When the displacement rollers assume the retracted position, as denoted by 64 f and 64 a, they are in contact with the contact surface 80 on the rear wall surface 67 of the rotor slots and are prevented by the same from falling into the bores 75, 76 and the connecting cross-section to narrow the same. Furthermore, the contact surface 80 enables the displacement rollers to move along a flat surface during their radial displacement in the relevant rotor slot.

The bores 75 , 76 can be of any size and shape as long as they only fulfill the tasks explained above.
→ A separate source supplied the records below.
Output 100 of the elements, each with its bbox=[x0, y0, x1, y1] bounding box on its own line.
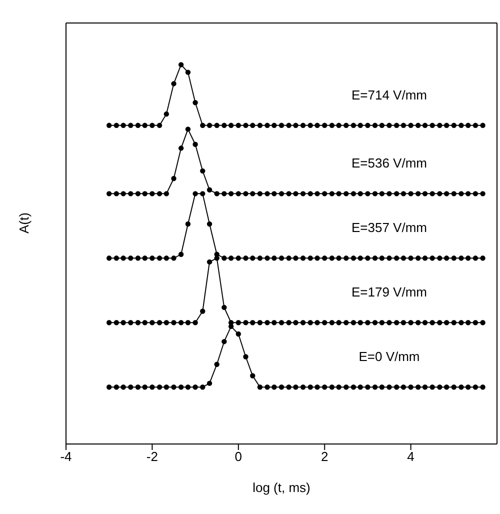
point bbox=[264, 122, 270, 128]
series-label: E=536 V/mm bbox=[351, 156, 428, 171]
point bbox=[200, 191, 206, 196]
point bbox=[466, 256, 471, 261]
point bbox=[458, 122, 464, 128]
point bbox=[365, 191, 370, 196]
y-axis-title: A(t) bbox=[16, 212, 32, 234]
point bbox=[379, 122, 385, 128]
point bbox=[451, 122, 456, 128]
point bbox=[142, 384, 148, 390]
point bbox=[365, 320, 370, 326]
point bbox=[200, 122, 206, 128]
point bbox=[192, 384, 198, 390]
point bbox=[308, 320, 313, 326]
point bbox=[314, 191, 320, 196]
point bbox=[178, 146, 184, 151]
point bbox=[142, 320, 148, 326]
point bbox=[178, 320, 184, 326]
point bbox=[400, 122, 406, 128]
point bbox=[350, 320, 356, 326]
point bbox=[422, 191, 428, 196]
point bbox=[206, 122, 212, 128]
series-label: E=714 V/mm bbox=[351, 87, 428, 102]
point bbox=[394, 122, 400, 128]
point bbox=[164, 384, 170, 390]
point bbox=[344, 320, 349, 326]
point bbox=[416, 122, 421, 128]
point bbox=[293, 191, 298, 196]
point bbox=[386, 320, 392, 326]
point bbox=[444, 122, 450, 128]
point bbox=[372, 122, 378, 128]
point bbox=[430, 384, 435, 390]
point bbox=[250, 320, 256, 326]
point bbox=[264, 384, 270, 390]
point bbox=[437, 122, 442, 128]
point bbox=[322, 191, 328, 196]
point bbox=[257, 191, 263, 196]
point bbox=[300, 384, 306, 390]
point bbox=[214, 122, 220, 128]
point bbox=[171, 81, 176, 86]
point bbox=[120, 384, 126, 390]
x-axis-title: log (t, ms) bbox=[252, 480, 310, 495]
point bbox=[466, 384, 471, 390]
point bbox=[164, 111, 170, 117]
point bbox=[222, 256, 227, 261]
x-tick-label: -4 bbox=[60, 449, 72, 464]
point bbox=[250, 122, 256, 128]
point bbox=[272, 256, 277, 261]
point bbox=[185, 221, 191, 227]
point bbox=[358, 191, 363, 196]
point bbox=[228, 256, 234, 261]
series-label: E=0 V/mm bbox=[358, 349, 420, 364]
point bbox=[350, 256, 356, 261]
point bbox=[222, 338, 227, 344]
x-tick-label: 0 bbox=[234, 449, 242, 464]
point bbox=[444, 191, 450, 196]
point bbox=[386, 384, 392, 390]
point bbox=[150, 320, 155, 326]
point bbox=[278, 122, 284, 128]
point bbox=[451, 320, 456, 326]
point bbox=[416, 384, 421, 390]
point bbox=[106, 191, 112, 196]
point bbox=[222, 191, 227, 196]
point bbox=[250, 256, 256, 261]
point bbox=[480, 256, 486, 261]
point bbox=[416, 191, 421, 196]
point bbox=[451, 191, 456, 196]
point bbox=[408, 320, 414, 326]
point bbox=[394, 320, 400, 326]
point bbox=[206, 259, 212, 265]
point bbox=[185, 126, 191, 132]
point bbox=[322, 384, 328, 390]
point bbox=[286, 256, 292, 261]
point bbox=[278, 320, 284, 326]
point bbox=[314, 256, 320, 261]
point bbox=[171, 256, 176, 261]
point bbox=[386, 256, 392, 261]
point bbox=[358, 122, 363, 128]
x-tick-label: 4 bbox=[407, 449, 414, 464]
point bbox=[272, 122, 277, 128]
point bbox=[300, 122, 306, 128]
point bbox=[142, 256, 148, 261]
point bbox=[365, 256, 370, 261]
point bbox=[458, 256, 464, 261]
point bbox=[156, 191, 162, 196]
point bbox=[472, 320, 478, 326]
point bbox=[444, 384, 450, 390]
point bbox=[451, 384, 456, 390]
x-tick-label: -2 bbox=[146, 449, 158, 464]
point bbox=[350, 384, 356, 390]
point bbox=[120, 191, 126, 196]
point bbox=[430, 122, 435, 128]
point bbox=[350, 122, 356, 128]
point bbox=[394, 191, 400, 196]
point bbox=[308, 256, 313, 261]
point bbox=[466, 320, 471, 326]
point bbox=[236, 331, 241, 337]
point bbox=[206, 380, 212, 386]
series-label: E=357 V/mm bbox=[351, 220, 428, 236]
point bbox=[365, 384, 370, 390]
In the F i g. 7, 8 and 9, the bores are shown as cylindrical bores 78, 79, the diameter of which is smaller than the radius of the displacement roller 64. The FIGS. 10 and 11 show corresponding bores 75 a and 76 a with a smaller diameter, but a correspondingly greater length.

The advantages of the design according to the invention are based in particular on that the inflow and outflow of the liquid from the rotor slots and so that it is also easier to get out of the conveyor cells and at the same time more stable pressure and running conditions on the displacement rollers are created when the same ring- or are roll-shaped.

Claims (4)

Claims: 1. Rotating displacement pump with a rotor which is eccentrically mounted in a cylindrical delivery chamber and which at least almost touches the circumferential wall of the same at a circumferential point and which is provided with slots that are essentially radial to the axis of rotation and expand outward, in the displacement rollers are that seal against .die circumferential wall of the conveying chamber, the conveying cells delimited by the rotor, circumferential wall of the conveying chamber and two adjacent displacement rollers alternately with kidney-shaped housing slots on the face for the entry and exit of the conveying liquid, and those through the displacement rollers more or less closed spaces at the bottom of the rotor slots connect with additional, also kidney-shaped housing slots, which are located radially inside the inlet and outlet slots for the conveyor cells and via housing channels with the inlet and outlet are connected to the passage slots of the conveyor cells, characterized in that the rotor slots (63) receiving the displacement rollers (64) on their wall surfaces (67) lying behind the associated displacement rollers in the direction of rotor rotation in the form of bores (75, 76) open on the rotor face have, which alternately come to overlap with the inlet and outlet side additional end-face housing slots (32, 34). 2. Pump according to claim 1 with arranged on both housing front sides and Exit slots, characterized in that each rotor slot (63) has two Bores (75, 76) which form bulges and extend from the two rotor end faces extend until just before the central plane of the rotor (14). 3. Pump according to claim 1 or 2, characterized in that the displacement rollers (64) are designed as rings are. 4. Pump according to one of claims 1 to 3, characterized in that the Rotor slots (63) essentially V-shaped cross-section with a strongly rounded Have tips and that their rear in the direction of rotation of the rotor, of which the bulges forming bores (75, 76) cut wall surfaces (67) radially to the rotor axis of rotation are directed.